A concessão da honraria busca impulsionar a economia das cidades contempladas, atraindo investimentos no comércio e estimulando o turismo local. Com isso, a expectativa é alavancar a geração de empregos e renda regional.
Requisitos e avaliação dos municípios
Para obter a certificação, as prefeituras precisam comprovar a implementação de políticas públicas eficientes. A legislação exige iniciativas práticas em setores essenciais, como transporte, moradia, saúde e oportunidades de trabalho, além de melhorias de acessibilidade em prédios públicos e espaços abertos.
Também serão avaliadas as ações direcionadas à segurança, participação comunitária, respeito, inclusão social e canais eficientes de comunicação para a pessoa idosa.

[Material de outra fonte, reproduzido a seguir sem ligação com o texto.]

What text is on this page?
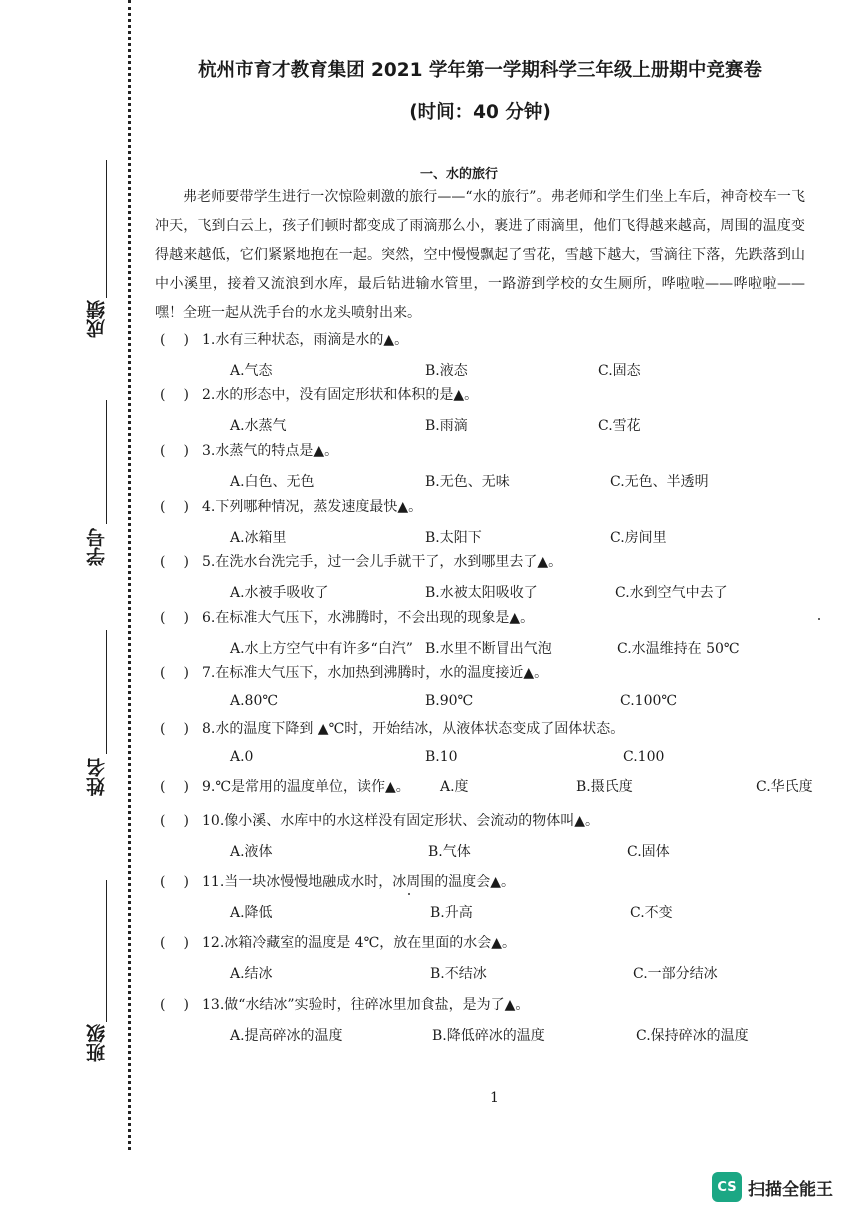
成绩
学号
姓名
班级
杭州市育才教育集团 2021 学年第一学期科学三年级上册期中竞赛卷
(时间：40 分钟)
一、水的旅行

弗老师要带学生进行一次惊险刺激的旅行——“水的旅行”。弗老师和学生们坐上车后，神奇校车一飞冲天，飞到白云上，孩子们顿时都变成了雨滴那么小，裹进了雨滴里，他们飞得越来越高，周围的温度变得越来越低，它们紧紧地抱在一起。突然，空中慢慢飘起了雪花，雪越下越大，雪滴往下落，先跌落到山中小溪里，接着又流浪到水库，最后钻进输水管里，一路游到学校的女生厕所，哗啦啦——哗啦啦——嘿！全班一起从洗手台的水龙头喷射出来。

( ) 1.水有三种状态，雨滴是水的▲。
A.气态	B.液态	C.固态
( ) 2.水的形态中，没有固定形状和体积的是▲。
A.水蒸气	B.雨滴	C.雪花
( ) 3.水蒸气的特点是▲。
A.白色、无色	B.无色、无味	C.无色、半透明
( ) 4.下列哪种情况，蒸发速度最快▲。
A.冰箱里	B.太阳下	C.房间里
( ) 5.在洗水台洗完手，过一会儿手就干了，水到哪里去了▲。
A.水被手吸收了	B.水被太阳吸收了	C.水到空气中去了
( ) 6.在标准大气压下，水沸腾时，不会出现的现象是▲。
A.水上方空气中有许多“白汽” B.水里不断冒出气泡	C.水温维持在 50℃
( ) 7.在标准大气压下，水加热到沸腾时，水的温度接近▲。
A.80℃	B.90℃	C.100℃
( ) 8.水的温度下降到 ▲℃时，开始结冰，从液体状态变成了固体状态。
A.0	B.10	C.100
( ) 9.℃是常用的温度单位，读作▲。 A.度	B.摄氏度	C.华氏度
( ) 10.像小溪、水库中的水这样没有固定形状、会流动的物体叫▲。
A.液体	B.气体	C.固体
( ) 11.当一块冰慢慢地融成水时，冰周围的温度会▲。
A.降低	B.升高	C.不变
( ) 12.冰箱冷藏室的温度是 4℃，放在里面的水会▲。
A.结冰	B.不结冰	C.一部分结冰
( ) 13.做“水结冰”实验时，往碎冰里加食盐，是为了▲。
A.提高碎冰的温度	B.降低碎冰的温度	C.保持碎冰的温度
1
CS 扫描全能王
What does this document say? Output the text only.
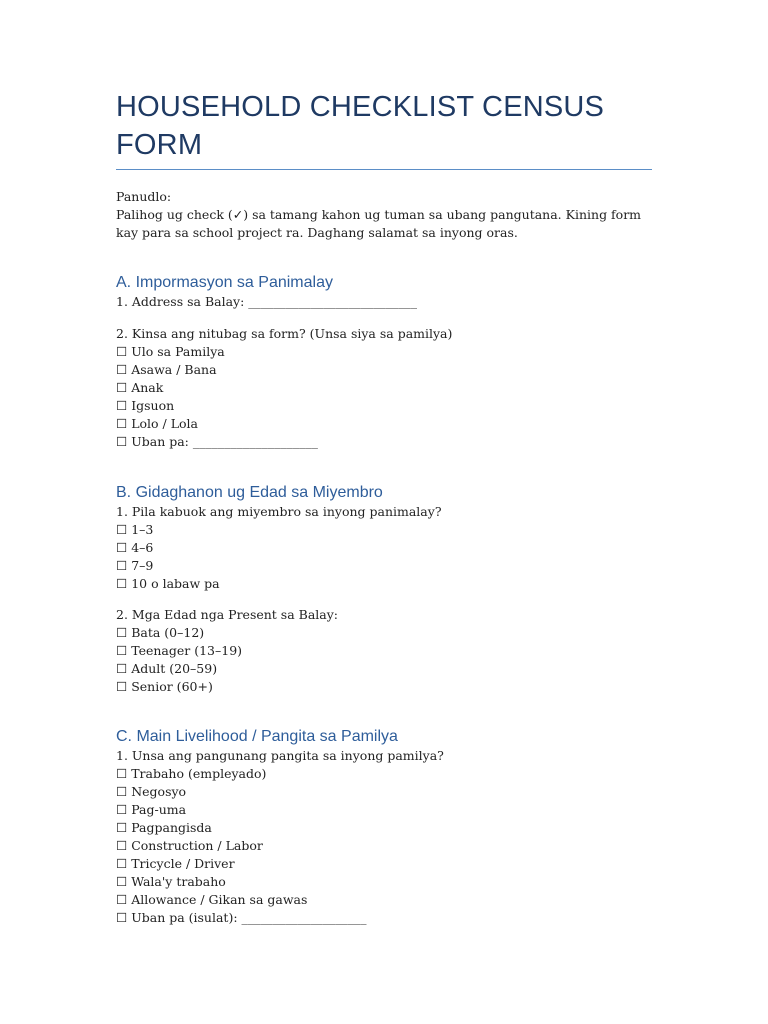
HOUSEHOLD CHECKLIST CENSUS FORM
Panudlo:
Palihog ug check (✓) sa tamang kahon ug tuman sa ubang pangutana. Kining form kay para sa school project ra. Daghang salamat sa inyong oras.
A. Impormasyon sa Panimalay
1. Address sa Balay: ___________________________
2. Kinsa ang nitubag sa form? (Unsa siya sa pamilya)
☐ Ulo sa Pamilya
☐ Asawa / Bana
☐ Anak
☐ Igsuon
☐ Lolo / Lola
☐ Uban pa: ____________________
B. Gidaghanon ug Edad sa Miyembro
1. Pila kabuok ang miyembro sa inyong panimalay?
☐ 1–3
☐ 4–6
☐ 7–9
☐ 10 o labaw pa
2. Mga Edad nga Present sa Balay:
☐ Bata (0–12)
☐ Teenager (13–19)
☐ Adult (20–59)
☐ Senior (60+)
C. Main Livelihood / Pangita sa Pamilya
1. Unsa ang pangunang pangita sa inyong pamilya?
☐ Trabaho (empleyado)
☐ Negosyo
☐ Pag-uma
☐ Pagpangisda
☐ Construction / Labor
☐ Tricycle / Driver
☐ Wala'y trabaho
☐ Allowance / Gikan sa gawas
☐ Uban pa (isulat): ____________________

Análise de candidaturas e validade
As propostas serão submetidas a um conselho responsável por decidir sobre a concessão do selo. O colegiado reunirá representantes dos governos federal, estaduais, distrital e municipais, além de organizações da sociedade civil dedicadas aos direitos da população idosa.
A honraria poderá ser utilizada oficialmente em documentos e materiais institucionais pelo período de três anos, com possibilidade de renovação. Contudo, a certificação será revogada caso haja descontinuidade das ações ou descumprimento dos compromissos estabelecidos.